Other provisions would require more reporting of evidence of sexual abuse of minors who are seeking abortions, as well as allowing for civil lawsuits for violation of late-term abortion restrictions.
The bill is scheduled to have a hearing next week in the House Federal and State Affairs Committee. Kinzer said the measure could likely clear the House and be over in the Senate by the end of January and on Brownback's desk in February.
Kinzer said legislators are considering seeking a law similar to one passed last year in Nebraska that outlaws abortions after the 20th week of pregnancy, based on the disputed idea that the fetus can feel pain.
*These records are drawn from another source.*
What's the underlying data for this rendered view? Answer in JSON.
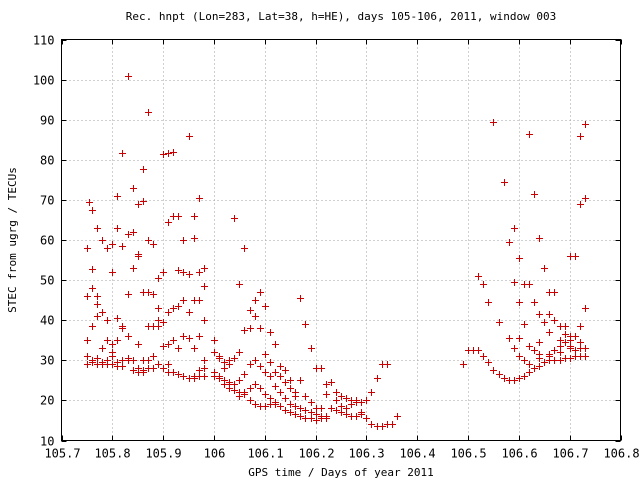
{
  "chart_data": {
    "type": "scatter",
    "title": "Rec. hnpt (Lon=283, Lat=38, h=HE), days 105-106, 2011, window 003",
    "xlabel": "GPS time / Days of year 2011",
    "ylabel": "STEC from ugrg / TECUs",
    "xlim": [
      105.7,
      106.8
    ],
    "ylim": [
      10,
      110
    ],
    "xticks": [
      105.7,
      105.8,
      105.9,
      106,
      106.1,
      106.2,
      106.3,
      106.4,
      106.5,
      106.6,
      106.7,
      106.8
    ],
    "xtick_labels": [
      "105.7",
      "105.8",
      "105.9",
      "106",
      "106.1",
      "106.2",
      "106.3",
      "106.4",
      "106.5",
      "106.6",
      "106.7",
      "106.8"
    ],
    "yticks": [
      10,
      20,
      30,
      40,
      50,
      60,
      70,
      80,
      90,
      100,
      110
    ],
    "ytick_labels": [
      "10",
      "20",
      "30",
      "40",
      "50",
      "60",
      "70",
      "80",
      "90",
      "100",
      "110"
    ],
    "grid": true,
    "marker": "+",
    "color": "#cc0000",
    "series": [
      {
        "x": [
          105.755,
          105.76,
          105.77,
          105.78,
          105.79,
          105.8,
          105.81,
          105.82,
          105.83,
          105.84,
          105.85,
          105.86,
          105.87,
          105.88,
          105.89,
          105.9,
          105.91,
          105.92,
          105.93,
          105.94,
          105.95,
          105.96,
          105.97,
          105.98
        ],
        "y": [
          69.6,
          67.5,
          63.0,
          60.0,
          58.0,
          59.0,
          71.0,
          81.8,
          101.0,
          62.0,
          69.0,
          77.6,
          92.0,
          59.0,
          50.5,
          81.5,
          81.7,
          82.0,
          66.0,
          60.0,
          86.0,
          66.0,
          70.5,
          53.0
        ]
      },
      {
        "x": [
          105.75,
          105.76,
          105.77,
          105.78,
          105.79,
          105.8,
          105.81,
          105.82,
          105.83,
          105.84,
          105.85,
          105.86,
          105.87,
          105.88,
          105.89,
          105.9,
          105.91,
          105.92,
          105.93,
          105.94,
          105.95,
          105.96,
          105.97,
          105.98
        ],
        "y": [
          58.0,
          52.8,
          46.0,
          42.0,
          40.0,
          52.0,
          63.0,
          58.5,
          61.5,
          73.0,
          56.0,
          69.8,
          60.0,
          46.5,
          43.0,
          52.0,
          64.5,
          66.0,
          52.5,
          52.0,
          51.5,
          60.5,
          52.0,
          48.5
        ]
      },
      {
        "x": [
          105.75,
          105.76,
          105.77,
          105.78,
          105.79,
          105.8,
          105.81,
          105.82,
          105.83,
          105.84,
          105.85,
          105.86,
          105.87,
          105.88,
          105.89,
          105.9,
          105.91,
          105.92,
          105.93,
          105.94,
          105.95,
          105.96,
          105.97,
          105.98
        ],
        "y": [
          46.0,
          48.0,
          44.0,
          42.0,
          35.0,
          34.0,
          40.5,
          38.0,
          46.5,
          53.0,
          56.5,
          47.0,
          47.0,
          38.5,
          40.0,
          39.5,
          42.0,
          43.0,
          43.5,
          45.0,
          42.0,
          45.0,
          45.0,
          40.0
        ]
      },
      {
        "x": [
          105.75,
          105.76,
          105.77,
          105.78,
          105.79,
          105.8,
          105.81,
          105.82,
          105.83,
          105.84,
          105.85,
          105.86,
          105.87,
          105.88,
          105.89,
          105.9,
          105.91,
          105.92,
          105.93,
          105.94,
          105.95,
          105.96,
          105.97,
          105.98
        ],
        "y": [
          35.0,
          38.5,
          41.0,
          33.0,
          30.0,
          32.0,
          35.0,
          38.5,
          36.0,
          30.0,
          34.0,
          30.0,
          38.5,
          31.0,
          38.5,
          33.5,
          34.0,
          35.0,
          33.0,
          36.0,
          35.5,
          33.0,
          36.0,
          30.0
        ]
      },
      {
        "x": [
          105.75,
          105.76,
          105.77,
          105.78,
          105.79,
          105.8,
          105.81,
          105.82,
          105.83,
          105.84,
          105.85,
          105.86,
          105.87,
          105.88,
          105.89,
          105.9,
          105.91,
          105.92,
          105.93,
          105.94,
          105.95,
          105.96,
          105.97,
          105.98
        ],
        "y": [
          31.0,
          30.0,
          30.5,
          29.0,
          29.0,
          31.0,
          28.5,
          28.5,
          30.5,
          27.5,
          28.0,
          27.5,
          30.0,
          28.0,
          29.0,
          28.0,
          29.0,
          27.0,
          26.5,
          26.0,
          25.5,
          26.0,
          27.5,
          28.0
        ]
      },
      {
        "x": [
          105.75,
          105.76,
          105.77,
          105.78,
          105.79,
          105.8,
          105.81,
          105.82,
          105.83,
          105.84,
          105.85,
          105.86,
          105.87,
          105.88,
          105.89,
          105.9,
          105.91,
          105.92,
          105.93,
          105.94,
          105.95,
          105.96,
          105.97,
          105.98
        ],
        "y": [
          29.0,
          29.5,
          29.0,
          29.5,
          29.0,
          29.0,
          29.5,
          30.0,
          30.0,
          27.5,
          27.0,
          27.0,
          28.0,
          28.0,
          29.0,
          28.0,
          27.0,
          27.0,
          26.5,
          26.0,
          25.5,
          25.5,
          26.0,
          26.0
        ]
      },
      {
        "x": [
          106.0,
          106.01,
          106.02,
          106.03,
          106.04,
          106.05,
          106.06,
          106.07,
          106.08,
          106.09,
          106.1,
          106.11,
          106.12,
          106.13,
          106.14,
          106.15,
          106.16,
          106.17,
          106.18,
          106.19,
          106.2,
          106.21,
          106.22
        ],
        "y": [
          35.0,
          31.0,
          29.5,
          30.0,
          65.5,
          49.0,
          58.0,
          38.0,
          45.0,
          47.0,
          43.5,
          37.0,
          34.0,
          28.5,
          27.5,
          25.0,
          21.0,
          45.5,
          39.0,
          33.0,
          28.0,
          28.0,
          24.0
        ]
      },
      {
        "x": [
          106.0,
          106.01,
          106.02,
          106.03,
          106.04,
          106.05,
          106.06,
          106.07,
          106.08,
          106.09,
          106.1,
          106.11,
          106.12,
          106.13,
          106.14,
          106.15,
          106.16,
          106.17,
          106.18,
          106.19,
          106.2,
          106.21,
          106.22
        ],
        "y": [
          32.0,
          30.5,
          28.0,
          29.0,
          30.5,
          32.0,
          37.5,
          42.5,
          41.0,
          38.0,
          31.5,
          29.5,
          27.0,
          26.0,
          24.5,
          23.0,
          22.0,
          25.0,
          21.0,
          19.5,
          18.0,
          18.0,
          21.5
        ]
      },
      {
        "x": [
          106.0,
          106.01,
          106.02,
          106.03,
          106.04,
          106.05,
          106.06,
          106.07,
          106.08,
          106.09,
          106.1,
          106.11,
          106.12,
          106.13,
          106.14,
          106.15,
          106.16,
          106.17,
          106.18,
          106.19,
          106.2,
          106.21,
          106.22
        ],
        "y": [
          27.0,
          26.0,
          25.0,
          24.5,
          24.0,
          25.0,
          26.5,
          29.0,
          30.0,
          28.5,
          27.0,
          26.0,
          23.5,
          22.0,
          20.5,
          19.0,
          18.5,
          18.0,
          17.5,
          17.0,
          16.5,
          16.0,
          16.0
        ]
      },
      {
        "x": [
          106.0,
          106.01,
          106.02,
          106.03,
          106.04,
          106.05,
          106.06,
          106.07,
          106.08,
          106.09,
          106.1,
          106.11,
          106.12,
          106.13,
          106.14,
          106.15,
          106.16,
          106.17,
          106.18,
          106.19,
          106.2,
          106.21,
          106.22
        ],
        "y": [
          26.0,
          25.5,
          24.0,
          23.0,
          22.5,
          22.0,
          22.0,
          23.0,
          24.0,
          23.0,
          21.5,
          20.5,
          19.0,
          18.5,
          17.5,
          17.0,
          16.5,
          16.0,
          15.5,
          15.5,
          15.0,
          15.5,
          15.5
        ]
      },
      {
        "x": [
          106.03,
          106.04,
          106.05,
          106.06,
          106.07,
          106.08,
          106.09,
          106.1,
          106.11,
          106.12
        ],
        "y": [
          24.0,
          22.5,
          21.0,
          21.5,
          20.0,
          19.0,
          18.5,
          18.5,
          19.0,
          19.5
        ]
      },
      {
        "x": [
          106.23,
          106.24,
          106.25,
          106.26,
          106.27,
          106.28,
          106.29,
          106.3,
          106.31,
          106.32,
          106.33,
          106.34,
          106.35,
          106.36
        ],
        "y": [
          24.5,
          22.0,
          21.0,
          20.5,
          20.0,
          19.5,
          17.0,
          15.5,
          14.0,
          13.5,
          13.5,
          14.0,
          14.0,
          16.0
        ]
      },
      {
        "x": [
          106.23,
          106.24,
          106.25,
          106.26,
          106.27,
          106.28,
          106.29,
          106.3,
          106.31,
          106.32,
          106.33,
          106.34
        ],
        "y": [
          18.0,
          17.5,
          17.0,
          16.5,
          16.0,
          16.0,
          16.5,
          20.0,
          22.0,
          25.5,
          29.0,
          29.0
        ]
      },
      {
        "x": [
          106.24,
          106.25,
          106.26,
          106.27,
          106.28,
          106.29
        ],
        "y": [
          20.0,
          18.5,
          18.0,
          19.0,
          20.0,
          19.5
        ]
      },
      {
        "x": [
          106.49,
          106.5,
          106.51,
          106.52,
          106.53,
          106.54,
          106.55,
          106.56,
          106.57,
          106.58,
          106.59,
          106.6,
          106.61,
          106.62,
          106.63,
          106.64,
          106.65,
          106.66,
          106.67,
          106.68,
          106.69,
          106.7,
          106.71,
          106.72,
          106.73
        ],
        "y": [
          29.0,
          32.5,
          32.5,
          32.5,
          31.0,
          29.5,
          27.5,
          26.5,
          25.5,
          25.0,
          25.0,
          25.5,
          26.0,
          27.0,
          28.0,
          28.5,
          29.5,
          30.0,
          30.0,
          30.0,
          30.5,
          30.5,
          31.0,
          31.0,
          31.0
        ]
      },
      {
        "x": [
          106.52,
          106.53,
          106.54,
          106.55,
          106.56,
          106.57,
          106.58,
          106.59,
          106.6,
          106.61,
          106.62,
          106.63,
          106.64,
          106.65,
          106.66,
          106.67,
          106.68,
          106.69,
          106.7,
          106.71,
          106.72,
          106.73
        ],
        "y": [
          51.0,
          49.0,
          44.5,
          89.5,
          39.5,
          74.5,
          35.5,
          33.0,
          31.0,
          30.0,
          29.0,
          32.5,
          31.5,
          29.5,
          31.5,
          32.5,
          33.5,
          34.5,
          35.0,
          32.5,
          33.0,
          33.0
        ]
      },
      {
        "x": [
          106.58,
          106.59,
          106.6,
          106.61,
          106.62,
          106.63,
          106.64,
          106.65,
          106.66,
          106.67,
          106.68,
          106.69,
          106.7,
          106.71,
          106.72,
          106.73
        ],
        "y": [
          59.5,
          63.0,
          55.5,
          49.0,
          86.5,
          71.5,
          60.5,
          53.0,
          41.5,
          40.0,
          38.5,
          36.5,
          36.0,
          36.0,
          34.5,
          33.0
        ]
      },
      {
        "x": [
          106.59,
          106.6,
          106.61,
          106.62,
          106.63,
          106.64,
          106.65,
          106.66,
          106.67,
          106.68,
          106.69,
          106.7,
          106.71,
          106.72,
          106.73
        ],
        "y": [
          49.5,
          44.5,
          39.0,
          49.0,
          44.5,
          41.5,
          39.5,
          47.0,
          47.0,
          35.0,
          38.5,
          56.0,
          56.0,
          69.0,
          89.0
        ]
      },
      {
        "x": [
          106.6,
          106.62,
          106.64,
          106.66,
          106.68,
          106.7,
          106.72,
          106.73
        ],
        "y": [
          35.5,
          33.5,
          34.5,
          37.0,
          33.5,
          33.5,
          86.0,
          70.5
        ]
      },
      {
        "x": [
          106.64,
          106.66,
          106.68,
          106.7,
          106.72,
          106.73
        ],
        "y": [
          30.5,
          31.0,
          32.0,
          33.0,
          38.5,
          43.0
        ]
      }
    ]
  }
}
A separate bill was filed last week by Rep. Steve Huebert, a Valley Center Republican, which would eliminate the mental health provision for late-term abortions. A hearing hasn't been scheduled for that bill.
Gillooly said legislators have enough to worry about with the state's projected $550 million budget deficit than to focus on more abortion regulations.
"I think if the legislators were interested in reducing the number of abortions in the state of Kansas they would stop mandating intrusion into the lives of Kansas families and start focusing on reducing the number of unintended pregnancies through affordable birth control and sex ed," Gillooly said.